Anton mengaku awalnya menolak rekomendasi guide untuk tidak melanjutkan perjalanan, mengingat dirinya telah menetapkan target paling tidak bisa sampai ke Lembah Danau-Danau. Saat perjalanan dilanjutkan cuaca makin buruk, hujan disertai kabut melanda.
“Guide meyakinkan saya lagi, pak keselamatan pak, setelah ini jalan kembali terjal berbatu dan licin. Kalau kelelahan takutnya nati terjatuh. Nah dari situ akhirnya saya mempertimbangkan, ya sudah saya sampai sini. Siang itu juga guide kontak sana-sini,” ungkap Anton.
Proses Evakuasi
Pada saat Anton Apriyantono memutuskan untuk berhenti, guide dari Indonesia Expedition langsung mengontak kantornya untuk meminta evakuasi.

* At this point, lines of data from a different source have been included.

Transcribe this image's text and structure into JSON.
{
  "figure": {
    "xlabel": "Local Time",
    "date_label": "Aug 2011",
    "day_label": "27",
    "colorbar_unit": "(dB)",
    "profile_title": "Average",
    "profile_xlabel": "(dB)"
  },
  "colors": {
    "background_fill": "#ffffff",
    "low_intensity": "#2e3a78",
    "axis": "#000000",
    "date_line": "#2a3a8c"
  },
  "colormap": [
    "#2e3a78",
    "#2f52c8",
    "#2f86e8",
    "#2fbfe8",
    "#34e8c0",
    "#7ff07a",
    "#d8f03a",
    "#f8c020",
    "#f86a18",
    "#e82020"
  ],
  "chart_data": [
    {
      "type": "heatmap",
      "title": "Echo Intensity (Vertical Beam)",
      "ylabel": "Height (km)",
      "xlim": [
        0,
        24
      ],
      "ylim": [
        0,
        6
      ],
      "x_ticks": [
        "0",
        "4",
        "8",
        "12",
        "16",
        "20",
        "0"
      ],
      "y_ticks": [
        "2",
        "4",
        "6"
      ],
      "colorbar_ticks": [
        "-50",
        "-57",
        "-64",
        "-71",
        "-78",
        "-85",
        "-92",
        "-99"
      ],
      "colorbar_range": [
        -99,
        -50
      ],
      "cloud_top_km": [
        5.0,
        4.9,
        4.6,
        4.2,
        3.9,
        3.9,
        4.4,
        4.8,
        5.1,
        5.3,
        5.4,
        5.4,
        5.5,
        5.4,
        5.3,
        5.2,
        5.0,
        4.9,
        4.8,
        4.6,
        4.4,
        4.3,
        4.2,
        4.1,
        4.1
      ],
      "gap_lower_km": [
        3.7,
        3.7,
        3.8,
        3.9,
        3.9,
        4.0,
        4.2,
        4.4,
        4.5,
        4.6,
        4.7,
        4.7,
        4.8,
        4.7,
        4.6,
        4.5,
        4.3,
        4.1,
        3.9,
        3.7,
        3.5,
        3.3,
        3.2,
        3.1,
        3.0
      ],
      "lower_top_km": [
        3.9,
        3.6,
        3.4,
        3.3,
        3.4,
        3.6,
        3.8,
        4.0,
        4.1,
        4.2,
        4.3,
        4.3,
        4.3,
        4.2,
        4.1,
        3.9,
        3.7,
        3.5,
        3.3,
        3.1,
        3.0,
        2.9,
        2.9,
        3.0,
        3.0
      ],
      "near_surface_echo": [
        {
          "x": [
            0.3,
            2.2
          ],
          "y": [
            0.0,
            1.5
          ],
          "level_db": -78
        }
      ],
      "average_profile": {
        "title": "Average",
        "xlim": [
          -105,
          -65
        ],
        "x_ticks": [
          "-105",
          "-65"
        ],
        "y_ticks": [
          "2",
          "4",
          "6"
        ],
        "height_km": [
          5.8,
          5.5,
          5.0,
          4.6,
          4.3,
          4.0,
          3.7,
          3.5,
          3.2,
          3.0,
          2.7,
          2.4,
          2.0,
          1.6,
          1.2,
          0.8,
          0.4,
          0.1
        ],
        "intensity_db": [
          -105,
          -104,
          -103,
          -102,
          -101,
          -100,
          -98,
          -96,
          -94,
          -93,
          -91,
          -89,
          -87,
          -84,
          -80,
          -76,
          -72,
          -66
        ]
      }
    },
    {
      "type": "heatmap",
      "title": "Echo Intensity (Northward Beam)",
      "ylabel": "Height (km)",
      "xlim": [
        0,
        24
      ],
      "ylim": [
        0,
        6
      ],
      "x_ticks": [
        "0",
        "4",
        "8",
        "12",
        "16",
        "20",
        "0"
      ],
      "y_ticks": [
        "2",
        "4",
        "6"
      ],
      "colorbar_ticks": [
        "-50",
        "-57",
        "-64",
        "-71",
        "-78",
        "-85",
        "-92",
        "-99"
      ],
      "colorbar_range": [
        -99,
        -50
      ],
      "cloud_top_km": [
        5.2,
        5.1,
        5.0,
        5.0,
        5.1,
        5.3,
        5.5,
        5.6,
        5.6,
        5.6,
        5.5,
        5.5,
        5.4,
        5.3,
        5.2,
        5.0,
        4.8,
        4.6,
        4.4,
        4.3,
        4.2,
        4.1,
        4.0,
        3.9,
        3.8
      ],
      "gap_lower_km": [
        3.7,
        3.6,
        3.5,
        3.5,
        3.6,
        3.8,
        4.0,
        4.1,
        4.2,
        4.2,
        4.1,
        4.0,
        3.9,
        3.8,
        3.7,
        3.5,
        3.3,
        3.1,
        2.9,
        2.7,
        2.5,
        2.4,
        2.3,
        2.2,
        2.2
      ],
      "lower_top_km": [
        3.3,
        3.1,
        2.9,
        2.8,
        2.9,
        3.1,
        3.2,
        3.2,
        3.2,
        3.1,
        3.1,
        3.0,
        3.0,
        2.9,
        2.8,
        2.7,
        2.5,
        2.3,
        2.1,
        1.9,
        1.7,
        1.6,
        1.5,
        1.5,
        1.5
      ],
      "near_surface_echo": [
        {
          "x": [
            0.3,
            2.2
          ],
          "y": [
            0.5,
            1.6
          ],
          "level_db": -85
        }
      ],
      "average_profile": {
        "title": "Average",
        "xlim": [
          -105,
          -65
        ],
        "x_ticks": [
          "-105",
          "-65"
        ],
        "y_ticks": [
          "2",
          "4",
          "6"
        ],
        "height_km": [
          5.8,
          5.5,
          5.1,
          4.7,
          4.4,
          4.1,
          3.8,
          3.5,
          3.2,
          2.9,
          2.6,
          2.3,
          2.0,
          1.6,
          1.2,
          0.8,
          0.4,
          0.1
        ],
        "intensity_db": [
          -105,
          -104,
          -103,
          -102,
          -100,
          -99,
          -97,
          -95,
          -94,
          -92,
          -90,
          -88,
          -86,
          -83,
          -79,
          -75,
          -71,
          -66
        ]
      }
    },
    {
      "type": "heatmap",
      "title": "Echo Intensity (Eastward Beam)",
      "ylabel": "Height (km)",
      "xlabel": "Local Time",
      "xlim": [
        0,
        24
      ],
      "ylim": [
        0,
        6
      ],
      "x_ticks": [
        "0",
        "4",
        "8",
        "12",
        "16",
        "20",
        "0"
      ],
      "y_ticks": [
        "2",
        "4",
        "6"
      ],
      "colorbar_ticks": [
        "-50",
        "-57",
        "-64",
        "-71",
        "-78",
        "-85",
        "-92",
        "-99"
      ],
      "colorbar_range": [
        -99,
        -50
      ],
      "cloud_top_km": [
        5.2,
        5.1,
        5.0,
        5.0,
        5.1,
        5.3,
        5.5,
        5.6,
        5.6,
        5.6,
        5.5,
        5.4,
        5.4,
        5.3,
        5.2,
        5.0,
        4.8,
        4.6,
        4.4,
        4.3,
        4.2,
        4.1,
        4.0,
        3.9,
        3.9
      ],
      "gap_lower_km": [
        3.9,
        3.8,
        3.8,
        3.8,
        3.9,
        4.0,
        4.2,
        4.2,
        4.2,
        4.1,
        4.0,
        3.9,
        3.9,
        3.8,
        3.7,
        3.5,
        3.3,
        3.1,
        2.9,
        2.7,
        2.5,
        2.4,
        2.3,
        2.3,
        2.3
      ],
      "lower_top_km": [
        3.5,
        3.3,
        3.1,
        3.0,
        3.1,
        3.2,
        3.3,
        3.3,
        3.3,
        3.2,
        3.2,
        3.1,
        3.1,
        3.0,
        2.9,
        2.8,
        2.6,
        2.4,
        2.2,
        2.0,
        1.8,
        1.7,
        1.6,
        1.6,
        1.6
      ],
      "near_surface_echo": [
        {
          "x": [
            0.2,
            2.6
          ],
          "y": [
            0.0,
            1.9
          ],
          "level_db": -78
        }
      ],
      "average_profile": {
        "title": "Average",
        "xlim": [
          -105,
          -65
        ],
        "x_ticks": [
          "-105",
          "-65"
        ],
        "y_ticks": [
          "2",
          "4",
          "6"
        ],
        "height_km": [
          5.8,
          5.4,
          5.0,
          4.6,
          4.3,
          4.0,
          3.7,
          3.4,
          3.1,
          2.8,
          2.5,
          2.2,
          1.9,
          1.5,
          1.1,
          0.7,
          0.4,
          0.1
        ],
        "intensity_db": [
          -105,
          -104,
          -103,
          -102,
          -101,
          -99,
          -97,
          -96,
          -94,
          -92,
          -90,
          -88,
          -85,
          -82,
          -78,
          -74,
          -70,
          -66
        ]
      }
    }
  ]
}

“Saya juga minta guide untuk sms ke istri saya, saya minta istri saya tolong sampaikan ke Pak JK, karena kita kenal baik, meminta freeport untuk mengevakuasi saya melaui uni IRG. Tapi sepanjang hari itu mulai dari tengah hari sampai sore hujan kabut. Jadi saya masih tanda tanya bisa dievakuasi hari itu juga atau tidak,” kata Anton.

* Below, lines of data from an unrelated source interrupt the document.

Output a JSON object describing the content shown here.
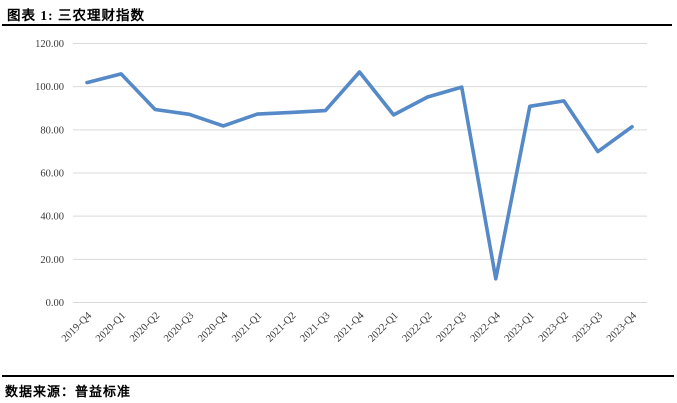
{
  "header": {
    "title": "图表 1: 三农理财指数"
  },
  "footer": {
    "source": "数据来源：普益标准"
  },
  "chart_data": {
    "type": "line",
    "title": "三农理财指数",
    "xlabel": "",
    "ylabel": "",
    "categories": [
      "2019-Q4",
      "2020-Q1",
      "2020-Q2",
      "2020-Q3",
      "2020-Q4",
      "2021-Q1",
      "2021-Q2",
      "2021-Q3",
      "2021-Q4",
      "2022-Q1",
      "2022-Q2",
      "2022-Q3",
      "2022-Q4",
      "2023-Q1",
      "2023-Q2",
      "2023-Q3",
      "2023-Q4"
    ],
    "values": [
      101.9,
      105.9,
      89.4,
      87.2,
      81.8,
      87.3,
      88.1,
      88.9,
      106.8,
      86.9,
      95.2,
      99.8,
      11.0,
      90.9,
      93.4,
      69.9,
      81.4
    ],
    "ylim": [
      0,
      120
    ],
    "ytick_interval": 20,
    "ytick_labels": [
      "0.00",
      "20.00",
      "40.00",
      "60.00",
      "80.00",
      "100.00",
      "120.00"
    ],
    "grid": true,
    "legend_position": "none",
    "colors": {
      "line": "#5589C7",
      "gridline": "#D9D9D9",
      "axis_text": "#3A3A3A"
    }
  }
}
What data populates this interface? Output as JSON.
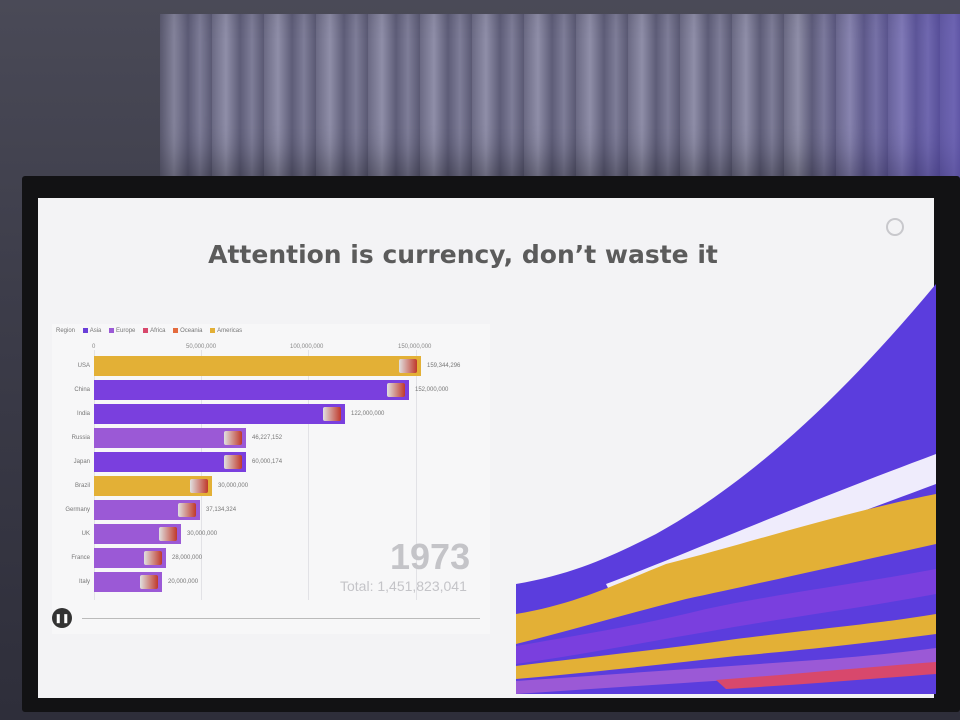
{
  "slide": {
    "title": "Attention is currency, don’t waste it"
  },
  "legend": {
    "label": "Region",
    "items": [
      {
        "name": "Asia",
        "color": "#6a3fd8"
      },
      {
        "name": "Europe",
        "color": "#9b59d6"
      },
      {
        "name": "Africa",
        "color": "#d8486c"
      },
      {
        "name": "Oceania",
        "color": "#e46b3e"
      },
      {
        "name": "Americas",
        "color": "#e3b036"
      }
    ]
  },
  "axis_ticks": [
    "0",
    "50,000,000",
    "100,000,000",
    "150,000,000"
  ],
  "countries": [
    {
      "name": "USA",
      "value": "159,344,296",
      "color": "#e3b036",
      "fraction": 0.86,
      "flag": "us-flag"
    },
    {
      "name": "China",
      "value": "152,000,000",
      "color": "#7a3fde",
      "fraction": 0.83,
      "flag": "cn-flag"
    },
    {
      "name": "India",
      "value": "122,000,000",
      "color": "#7a3fde",
      "fraction": 0.66,
      "flag": "in-flag"
    },
    {
      "name": "Russia",
      "value": "46,227,152",
      "color": "#9b59d6",
      "fraction": 0.4,
      "flag": "ru-flag"
    },
    {
      "name": "Japan",
      "value": "60,000,174",
      "color": "#7a3fde",
      "fraction": 0.4,
      "flag": "jp-flag"
    },
    {
      "name": "Brazil",
      "value": "30,000,000",
      "color": "#e3b036",
      "fraction": 0.31,
      "flag": "br-flag"
    },
    {
      "name": "Germany",
      "value": "37,134,324",
      "color": "#9b59d6",
      "fraction": 0.28,
      "flag": "de-flag"
    },
    {
      "name": "UK",
      "value": "30,000,000",
      "color": "#9b59d6",
      "fraction": 0.23,
      "flag": "uk-flag"
    },
    {
      "name": "France",
      "value": "28,000,000",
      "color": "#9b59d6",
      "fraction": 0.19,
      "flag": "fr-flag"
    },
    {
      "name": "Italy",
      "value": "20,000,000",
      "color": "#9b59d6",
      "fraction": 0.18,
      "flag": "it-flag"
    }
  ],
  "year": "1973",
  "total": "Total: 1,451,823,041",
  "controls": {
    "play_icon": "pause-icon"
  }
}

Di tengah kegalauan proses evakuasi, Anton merasa bersyukur karena pihak guide dari Indonesia Expedition telah sampai dengan membawa tenda dan barang-barang keperluannya.
“Akhirnya kita putuskan pada hari itu untuk menginap bersama guide. Jadi Alhamdulillah karena ada tenda malam itu kita nginap. Makanan juga masih ada meski tidak napsu, saya hanya makan biskuit sama kue lapis. Saya sudah kenyang,” kata Anton.
Kegalauan proses evakuasi tidak berhenti samapi di situ, pada malam hari kantor guide Indonesi expedition mengabarkan bahwa pengiriman heli untuk evakuasi tidak bisa dilakukan. Evakuasi harus melalui jalan darat ke Tembaga Pura.
“Pada saat itu saya bilang langsung ke guide, pokoknya besok jam 6 telepon ke unit IRG, kalau tidak dijemput heli kita harus jalan. Pas besoknya saat kita lagi packing tiba-tiba ada suara heli, loncat kita alhamdulillah,” tutur Anton.
Saat itu Anton dibawa ke Timika untuk kemudian masuk ke klinik. Diperiksa riwayat kesehatannya dan diinfus. Mengingat keterbatasan alat kesehatan jantung, Anton kemudian dirujuk ke RSUD dan dinyatakan tidak apa-apa. Namun pemeriksaan laboratorium mengharuskan dirinya untuk istirahat lebih lama.
Advertisement
Secuil Kesedihan
Anton mengaku menyimpan secuil kesedihan karena tidak mampu sampai ke Puncak Cartensz untuk menyelesaikan misi 7 Summits Indonesia in 100 Days meski perjalanan sebenarnya tinggal sedikit lagi.
“Pastilah sedih, kecewa sekali sih enggak, karena kita sudah memperkirakan sebelumnya. Ya bisa dibayangkanlah ya, biasa summit bertiga, tingga saya sendiri tidak. Tinggal selangkah lagi, aduh rasanya. Tapi ya sudah, saya juga mengikuti saran mereka (Mila dan Tri), mereka bilang, pak pokoknya kalau kata guide bilang harus dievakuasi, bapak harus nurut, jangan ngotot, yang nunggu bapak tuh masih banyak di rumah. Masih dibutuhkan banyak orang, jangan mati konyol di sini,” kata Anton menambahkan.